Infostealer.Ldpinch.H is a Trojan that can steal File Transfer Protocol (FTP) account details from victim and sends the gathered data to a remote computer. Author of this Trojan intend to use stolen credentials for succeeding attack. This threat can also make changes to system settings and add an entry to Windows registry.
Alias: Trojan.Win32.Pakes, Trj/Pakes.EB, Trojan.Pakes!ct, Trojan:Win32/Chksyn.gen!A, Trojan.Win32.Pakes.jwi, W32/Trojan2.DJAO, Trojan.PWS.Lich.A, Win32/PSW.Chill, Win-Trojan/Pakes.33056, TROJ_PAKES.ATE, W32/Smalltroj.FPFH, TROJ_BUZUS.MM
Damage Level: Medium
Systems Affected: Windows 9x, 2000, XP, Vista
When run on the computer, this Trojan will create a .DAT file under System folder of Windows. It will also replace a legitimate userinit.exe file with a malicious copy that will able to execute itself when Windows starts. Then, it will create a bunch of registry entries that are essential to initiate its actions inside the infected PC.

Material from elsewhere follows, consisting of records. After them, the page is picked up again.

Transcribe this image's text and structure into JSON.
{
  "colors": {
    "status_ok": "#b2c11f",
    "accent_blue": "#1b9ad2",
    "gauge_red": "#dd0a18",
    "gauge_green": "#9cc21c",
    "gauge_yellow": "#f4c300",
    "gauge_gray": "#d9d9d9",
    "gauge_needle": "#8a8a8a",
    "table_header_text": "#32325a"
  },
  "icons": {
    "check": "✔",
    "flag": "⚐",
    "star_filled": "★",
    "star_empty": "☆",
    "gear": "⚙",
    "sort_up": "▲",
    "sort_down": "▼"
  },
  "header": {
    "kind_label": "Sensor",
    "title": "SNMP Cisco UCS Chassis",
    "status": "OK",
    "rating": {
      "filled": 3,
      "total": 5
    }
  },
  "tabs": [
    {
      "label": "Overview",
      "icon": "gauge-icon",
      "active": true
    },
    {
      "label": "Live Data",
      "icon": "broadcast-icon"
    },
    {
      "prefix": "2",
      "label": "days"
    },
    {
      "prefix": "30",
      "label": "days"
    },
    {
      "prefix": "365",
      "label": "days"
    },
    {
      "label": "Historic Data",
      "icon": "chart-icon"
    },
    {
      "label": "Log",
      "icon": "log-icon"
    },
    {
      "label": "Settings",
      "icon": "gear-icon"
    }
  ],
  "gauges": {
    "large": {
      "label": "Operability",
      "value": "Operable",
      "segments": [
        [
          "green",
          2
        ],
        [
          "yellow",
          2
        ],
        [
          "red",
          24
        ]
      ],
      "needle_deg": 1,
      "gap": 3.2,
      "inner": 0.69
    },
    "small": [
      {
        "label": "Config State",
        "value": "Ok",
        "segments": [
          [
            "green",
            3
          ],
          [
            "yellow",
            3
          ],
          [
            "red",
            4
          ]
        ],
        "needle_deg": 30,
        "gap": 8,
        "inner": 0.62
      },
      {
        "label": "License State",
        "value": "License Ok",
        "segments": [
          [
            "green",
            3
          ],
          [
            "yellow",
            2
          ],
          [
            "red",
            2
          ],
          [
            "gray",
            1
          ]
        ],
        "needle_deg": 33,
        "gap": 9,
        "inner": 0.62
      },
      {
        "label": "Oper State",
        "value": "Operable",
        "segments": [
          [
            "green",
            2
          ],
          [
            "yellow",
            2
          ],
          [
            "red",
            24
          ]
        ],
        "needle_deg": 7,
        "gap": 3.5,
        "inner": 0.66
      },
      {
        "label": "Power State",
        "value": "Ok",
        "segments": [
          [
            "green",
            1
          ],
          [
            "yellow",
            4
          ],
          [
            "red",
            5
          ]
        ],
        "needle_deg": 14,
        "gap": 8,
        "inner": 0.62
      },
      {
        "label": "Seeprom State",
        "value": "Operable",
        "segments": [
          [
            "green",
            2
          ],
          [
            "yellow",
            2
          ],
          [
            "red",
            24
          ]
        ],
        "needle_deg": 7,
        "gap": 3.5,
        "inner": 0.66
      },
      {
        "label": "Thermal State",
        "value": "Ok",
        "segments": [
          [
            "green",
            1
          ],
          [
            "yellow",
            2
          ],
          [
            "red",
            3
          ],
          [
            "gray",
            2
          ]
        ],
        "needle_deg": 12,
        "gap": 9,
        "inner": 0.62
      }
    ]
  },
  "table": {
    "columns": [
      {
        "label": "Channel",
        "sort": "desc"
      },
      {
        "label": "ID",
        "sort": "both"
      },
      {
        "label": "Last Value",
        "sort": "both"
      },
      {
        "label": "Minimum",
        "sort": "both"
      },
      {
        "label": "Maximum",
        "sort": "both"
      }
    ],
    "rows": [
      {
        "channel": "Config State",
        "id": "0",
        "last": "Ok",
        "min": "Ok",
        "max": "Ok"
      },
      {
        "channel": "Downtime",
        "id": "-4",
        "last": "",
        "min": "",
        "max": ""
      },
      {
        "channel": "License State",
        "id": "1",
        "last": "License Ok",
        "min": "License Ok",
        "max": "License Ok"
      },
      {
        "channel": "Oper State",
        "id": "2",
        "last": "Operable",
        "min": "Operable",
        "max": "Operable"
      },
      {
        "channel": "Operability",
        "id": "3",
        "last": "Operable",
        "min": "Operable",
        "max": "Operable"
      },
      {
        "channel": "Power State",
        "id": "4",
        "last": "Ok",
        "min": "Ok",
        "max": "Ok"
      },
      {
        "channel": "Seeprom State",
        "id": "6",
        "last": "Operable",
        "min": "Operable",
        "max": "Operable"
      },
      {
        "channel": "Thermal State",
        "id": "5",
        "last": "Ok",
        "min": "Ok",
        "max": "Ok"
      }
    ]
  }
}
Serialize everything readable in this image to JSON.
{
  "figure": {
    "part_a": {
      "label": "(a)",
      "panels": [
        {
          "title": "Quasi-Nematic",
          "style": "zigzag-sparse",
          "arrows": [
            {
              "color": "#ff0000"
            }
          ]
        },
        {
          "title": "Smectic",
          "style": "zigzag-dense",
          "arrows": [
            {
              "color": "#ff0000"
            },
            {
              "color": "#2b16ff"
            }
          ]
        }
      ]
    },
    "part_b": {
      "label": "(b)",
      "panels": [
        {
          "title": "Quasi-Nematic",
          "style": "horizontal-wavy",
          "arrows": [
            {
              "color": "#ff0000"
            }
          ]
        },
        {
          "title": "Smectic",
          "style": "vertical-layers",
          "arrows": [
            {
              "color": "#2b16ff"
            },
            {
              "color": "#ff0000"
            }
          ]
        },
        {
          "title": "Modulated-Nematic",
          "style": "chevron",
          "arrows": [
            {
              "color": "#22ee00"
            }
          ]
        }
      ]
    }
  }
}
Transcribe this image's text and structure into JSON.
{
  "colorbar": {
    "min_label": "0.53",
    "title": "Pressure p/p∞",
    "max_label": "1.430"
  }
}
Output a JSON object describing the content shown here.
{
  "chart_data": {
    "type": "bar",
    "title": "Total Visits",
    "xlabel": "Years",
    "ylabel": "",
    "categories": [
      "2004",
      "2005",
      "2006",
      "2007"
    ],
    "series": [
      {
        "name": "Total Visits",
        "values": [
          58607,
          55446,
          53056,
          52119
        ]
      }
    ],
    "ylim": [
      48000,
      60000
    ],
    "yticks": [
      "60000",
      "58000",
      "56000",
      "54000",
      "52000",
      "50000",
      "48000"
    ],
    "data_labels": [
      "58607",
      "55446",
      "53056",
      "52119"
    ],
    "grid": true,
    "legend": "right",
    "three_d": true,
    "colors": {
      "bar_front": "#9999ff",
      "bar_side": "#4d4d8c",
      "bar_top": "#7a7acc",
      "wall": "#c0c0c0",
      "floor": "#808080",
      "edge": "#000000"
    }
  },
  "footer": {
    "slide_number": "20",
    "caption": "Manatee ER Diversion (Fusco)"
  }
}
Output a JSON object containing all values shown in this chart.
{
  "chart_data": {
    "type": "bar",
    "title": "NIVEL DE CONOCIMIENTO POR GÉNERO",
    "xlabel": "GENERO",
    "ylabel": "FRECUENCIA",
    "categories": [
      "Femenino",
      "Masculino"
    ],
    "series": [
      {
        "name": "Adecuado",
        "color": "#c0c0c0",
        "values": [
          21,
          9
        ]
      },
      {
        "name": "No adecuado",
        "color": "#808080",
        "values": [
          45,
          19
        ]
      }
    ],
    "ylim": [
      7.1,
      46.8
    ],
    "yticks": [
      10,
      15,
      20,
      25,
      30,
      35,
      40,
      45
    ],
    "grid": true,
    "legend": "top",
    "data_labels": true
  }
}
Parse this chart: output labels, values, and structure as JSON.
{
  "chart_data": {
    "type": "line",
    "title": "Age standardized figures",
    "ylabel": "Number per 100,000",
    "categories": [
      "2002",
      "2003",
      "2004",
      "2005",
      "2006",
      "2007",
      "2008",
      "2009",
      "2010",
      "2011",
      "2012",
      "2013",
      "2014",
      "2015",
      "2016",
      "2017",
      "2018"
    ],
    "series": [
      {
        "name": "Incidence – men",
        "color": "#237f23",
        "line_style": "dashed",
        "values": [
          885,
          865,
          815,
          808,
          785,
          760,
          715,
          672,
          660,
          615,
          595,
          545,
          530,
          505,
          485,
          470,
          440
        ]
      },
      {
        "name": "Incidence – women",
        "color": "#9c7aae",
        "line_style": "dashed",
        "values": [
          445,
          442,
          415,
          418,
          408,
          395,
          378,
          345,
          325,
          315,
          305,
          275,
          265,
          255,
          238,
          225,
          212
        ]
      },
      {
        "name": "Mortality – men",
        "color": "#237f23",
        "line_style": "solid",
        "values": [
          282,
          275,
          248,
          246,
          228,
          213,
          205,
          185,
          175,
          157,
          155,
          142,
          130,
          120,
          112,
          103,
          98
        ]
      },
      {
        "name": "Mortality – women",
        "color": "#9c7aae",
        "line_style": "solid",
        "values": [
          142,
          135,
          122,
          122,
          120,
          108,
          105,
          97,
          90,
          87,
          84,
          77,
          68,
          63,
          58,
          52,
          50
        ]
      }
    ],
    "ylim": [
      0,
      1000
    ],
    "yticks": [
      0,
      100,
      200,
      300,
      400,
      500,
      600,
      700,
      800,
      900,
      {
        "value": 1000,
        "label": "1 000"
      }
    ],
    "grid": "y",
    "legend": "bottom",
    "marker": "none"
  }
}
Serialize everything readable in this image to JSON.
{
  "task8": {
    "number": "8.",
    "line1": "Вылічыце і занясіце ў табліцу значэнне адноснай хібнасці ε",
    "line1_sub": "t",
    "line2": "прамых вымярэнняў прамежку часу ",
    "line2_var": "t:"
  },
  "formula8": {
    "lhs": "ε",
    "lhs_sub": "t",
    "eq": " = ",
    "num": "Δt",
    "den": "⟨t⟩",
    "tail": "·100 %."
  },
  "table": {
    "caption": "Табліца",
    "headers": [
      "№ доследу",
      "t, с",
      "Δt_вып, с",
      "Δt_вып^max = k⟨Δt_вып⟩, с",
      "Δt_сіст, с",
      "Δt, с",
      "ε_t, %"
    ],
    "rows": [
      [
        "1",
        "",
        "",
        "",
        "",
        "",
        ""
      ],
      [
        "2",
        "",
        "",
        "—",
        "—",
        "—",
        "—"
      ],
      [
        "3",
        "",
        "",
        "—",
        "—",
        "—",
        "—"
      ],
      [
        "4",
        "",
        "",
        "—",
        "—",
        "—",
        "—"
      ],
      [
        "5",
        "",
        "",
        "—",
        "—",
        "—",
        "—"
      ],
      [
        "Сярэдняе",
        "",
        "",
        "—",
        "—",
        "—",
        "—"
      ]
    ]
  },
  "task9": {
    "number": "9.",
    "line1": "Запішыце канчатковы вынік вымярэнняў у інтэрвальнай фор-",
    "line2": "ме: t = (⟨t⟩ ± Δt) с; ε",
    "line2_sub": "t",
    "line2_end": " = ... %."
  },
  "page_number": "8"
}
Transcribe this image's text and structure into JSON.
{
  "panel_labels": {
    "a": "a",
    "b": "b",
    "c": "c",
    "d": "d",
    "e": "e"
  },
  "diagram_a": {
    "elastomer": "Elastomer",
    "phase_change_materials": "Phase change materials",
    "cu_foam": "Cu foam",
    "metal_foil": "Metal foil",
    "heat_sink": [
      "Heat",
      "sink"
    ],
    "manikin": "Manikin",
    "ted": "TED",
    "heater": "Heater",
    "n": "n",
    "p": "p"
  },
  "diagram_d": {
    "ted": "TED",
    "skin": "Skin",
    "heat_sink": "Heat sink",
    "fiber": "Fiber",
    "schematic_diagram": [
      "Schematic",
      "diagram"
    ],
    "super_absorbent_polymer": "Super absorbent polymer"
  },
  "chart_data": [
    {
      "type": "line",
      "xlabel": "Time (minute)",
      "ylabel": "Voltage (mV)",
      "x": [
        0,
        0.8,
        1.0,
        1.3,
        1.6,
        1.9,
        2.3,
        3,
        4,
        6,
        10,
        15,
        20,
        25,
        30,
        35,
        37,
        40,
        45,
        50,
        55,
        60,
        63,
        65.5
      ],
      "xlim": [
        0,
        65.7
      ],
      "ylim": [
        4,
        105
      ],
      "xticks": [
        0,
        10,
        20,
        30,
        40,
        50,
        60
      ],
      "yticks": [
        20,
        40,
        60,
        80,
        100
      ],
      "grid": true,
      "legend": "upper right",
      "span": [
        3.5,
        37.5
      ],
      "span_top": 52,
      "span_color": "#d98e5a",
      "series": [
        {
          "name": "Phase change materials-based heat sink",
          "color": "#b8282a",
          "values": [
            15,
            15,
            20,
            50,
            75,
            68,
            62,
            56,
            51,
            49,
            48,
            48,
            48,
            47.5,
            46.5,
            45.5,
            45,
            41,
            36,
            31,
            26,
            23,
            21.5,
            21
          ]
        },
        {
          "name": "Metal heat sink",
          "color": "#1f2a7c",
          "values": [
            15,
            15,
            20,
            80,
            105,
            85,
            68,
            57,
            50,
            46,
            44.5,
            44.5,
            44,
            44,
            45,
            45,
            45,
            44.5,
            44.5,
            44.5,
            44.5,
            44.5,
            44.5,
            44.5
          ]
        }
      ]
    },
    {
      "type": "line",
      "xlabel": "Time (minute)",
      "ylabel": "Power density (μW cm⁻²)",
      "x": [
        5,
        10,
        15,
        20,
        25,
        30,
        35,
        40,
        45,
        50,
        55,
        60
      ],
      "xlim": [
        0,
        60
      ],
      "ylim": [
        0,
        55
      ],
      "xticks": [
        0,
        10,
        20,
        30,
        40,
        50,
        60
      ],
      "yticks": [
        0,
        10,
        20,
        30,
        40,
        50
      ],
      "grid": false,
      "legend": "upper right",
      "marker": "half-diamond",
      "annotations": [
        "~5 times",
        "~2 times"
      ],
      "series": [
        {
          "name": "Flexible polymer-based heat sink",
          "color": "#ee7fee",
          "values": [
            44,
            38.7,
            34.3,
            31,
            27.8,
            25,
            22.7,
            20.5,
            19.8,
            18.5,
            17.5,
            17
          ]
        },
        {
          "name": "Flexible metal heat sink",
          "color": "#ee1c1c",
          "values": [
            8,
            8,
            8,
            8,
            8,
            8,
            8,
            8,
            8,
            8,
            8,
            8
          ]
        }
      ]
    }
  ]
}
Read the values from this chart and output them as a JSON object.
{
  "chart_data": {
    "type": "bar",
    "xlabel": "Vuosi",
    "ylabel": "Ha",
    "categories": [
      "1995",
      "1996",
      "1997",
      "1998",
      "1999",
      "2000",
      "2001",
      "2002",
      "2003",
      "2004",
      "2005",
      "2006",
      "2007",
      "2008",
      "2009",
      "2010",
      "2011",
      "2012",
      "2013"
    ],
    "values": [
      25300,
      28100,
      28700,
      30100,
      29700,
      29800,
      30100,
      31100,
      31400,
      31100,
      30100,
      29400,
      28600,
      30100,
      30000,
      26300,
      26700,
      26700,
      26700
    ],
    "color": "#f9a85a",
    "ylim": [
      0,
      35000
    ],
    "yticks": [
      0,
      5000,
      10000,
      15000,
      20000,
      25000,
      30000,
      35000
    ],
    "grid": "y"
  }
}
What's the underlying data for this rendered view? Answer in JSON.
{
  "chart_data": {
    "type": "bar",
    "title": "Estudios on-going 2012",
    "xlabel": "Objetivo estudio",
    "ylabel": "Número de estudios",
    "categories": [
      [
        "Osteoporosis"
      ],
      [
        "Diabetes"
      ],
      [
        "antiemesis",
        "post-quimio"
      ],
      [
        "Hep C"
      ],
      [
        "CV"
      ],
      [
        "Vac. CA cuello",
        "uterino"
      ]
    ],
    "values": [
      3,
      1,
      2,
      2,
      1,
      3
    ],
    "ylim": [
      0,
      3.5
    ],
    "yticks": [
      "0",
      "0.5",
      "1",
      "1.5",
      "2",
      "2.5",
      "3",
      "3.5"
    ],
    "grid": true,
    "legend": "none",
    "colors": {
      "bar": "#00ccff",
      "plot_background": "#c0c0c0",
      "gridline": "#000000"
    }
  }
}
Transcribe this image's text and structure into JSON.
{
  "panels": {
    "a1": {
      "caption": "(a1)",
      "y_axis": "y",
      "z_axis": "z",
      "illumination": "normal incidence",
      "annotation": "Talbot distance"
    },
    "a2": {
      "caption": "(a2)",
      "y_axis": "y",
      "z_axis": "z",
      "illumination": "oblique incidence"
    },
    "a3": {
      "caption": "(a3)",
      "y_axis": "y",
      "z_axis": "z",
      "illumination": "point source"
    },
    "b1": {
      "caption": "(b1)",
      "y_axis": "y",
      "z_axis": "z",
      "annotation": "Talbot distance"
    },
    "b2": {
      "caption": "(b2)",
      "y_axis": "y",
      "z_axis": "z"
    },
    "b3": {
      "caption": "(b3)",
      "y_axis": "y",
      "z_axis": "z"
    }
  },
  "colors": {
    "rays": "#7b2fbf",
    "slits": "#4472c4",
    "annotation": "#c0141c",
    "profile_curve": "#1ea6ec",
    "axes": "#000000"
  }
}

Infostealer.Ldpinch.H will search the infected unit for saved File Transfer Protocol (FTP) accounts. It is capable of gathering user name and password even on encrypted data. The Trojan will send stolen credentials to an assigned web address.
This Trojan carries a payload that may be useful for author’s next planned attack. It modifies certain configuration launch the Trojan whenever the affected program is opened.
Infostealer.Ldpinch.H is a Trojan that has no capability to spread own code to other neighboring systems. Innocent user may download this type of infection from the Internet, typically on infected web site. Moreover, authors can attach a copy of this Trojan on spam email messages that will use victim’s computer to mass-mail a copy of it.